Stem Cell and Combination Treatments
There is much excitement about the potential of embryonic stem cells’ to replace nerve cells that have been damaged by injury or disease. In the case of spinal cord injuries, the most developed approach uses embryonic stem cells to replace myelin-forming cells (oligodendrocytes), which die as a result of a spinal cord injury, and thus regenerate the myelin sheath on surviving axons. This may lead to improved function after spinal cord injury, but the main problem in SCI repair remains growing axons. So far, embryonic stem cells have not been able to regenerate axons.
For successful repair of the injured spinal cord, several steps must occur. Strategies incorporating the multiple steps are called combination treatments. A spinal cord injury creates a cavity at the injury site. A successful spinal cord repair strategy would provide a supportive surface or substrate through which nerves could grow. Additionally, surviving nerve cell bodies, both above and below the injury must be stimulated to regrow their axons. Scientists are attempting to create a bridge at the injury site for regenerating axons to cross. A number of artificial substances, such as small plastic tubes, have been developed. Additionally, a variety of cells have been used as a graft into the injury site. One promising approach involves taking cells from the patients themselves, so the implanted cells would not be subject to immune rejection. Candidate cell types include “olfactory ensheathing cells” taken from the nose, and stem cells extracted from bone marrow. Experiments in animals indicate that both these cell types may have some ability to form a permissive bridge and facilitate spinal cord damage repair.
Scientists have made important progress getting axons to grow into a graft that bridges across an injury site, and recently, researchers have managed to coax axons to grow back out of the graft and continue growing on the opposite side.

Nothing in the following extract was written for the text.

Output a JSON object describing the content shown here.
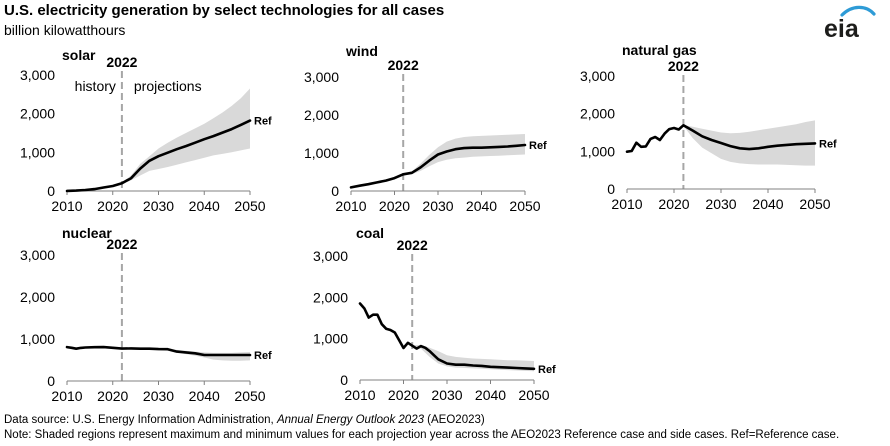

Regenerating axons the entire length of the spinal cord is a daunting, but not impossible, task; however, it might not be necessary to regenerate axons the entire length of the spinal cord. Animal and human spinal cords are segmental. It might be sufficient to get growth into a top segment and then the existing spinal cord architecture would transmit a signal from segment to segment down the spinal cord. Also, even short distance growth could be of immense importance for people with injuries at the cervical level. Growth over a single segment could restore hand movement and thus the ability to eat independently, to push up, (and therefore the ability to transfer from a chair to a bed), or to use a joystick to guide a motorized wheelchair.
It is difficult for people living with SCI to discern the truth about claims of spinal cord injury research advances. Scientists have been making claims of recovery in animals and humans for more than 20 years. Most of these claims have turned out not to be true.
We live in a time of rapid scientific and technological advances. New methods and tools hold great promise in the quest to make basic science discoveries. Top-notch SCI researchers whose work has been replicated by other scientists are now talking about bringing various promising therapies to clinical trials. This represents an important and historical change in the direction of SCI research.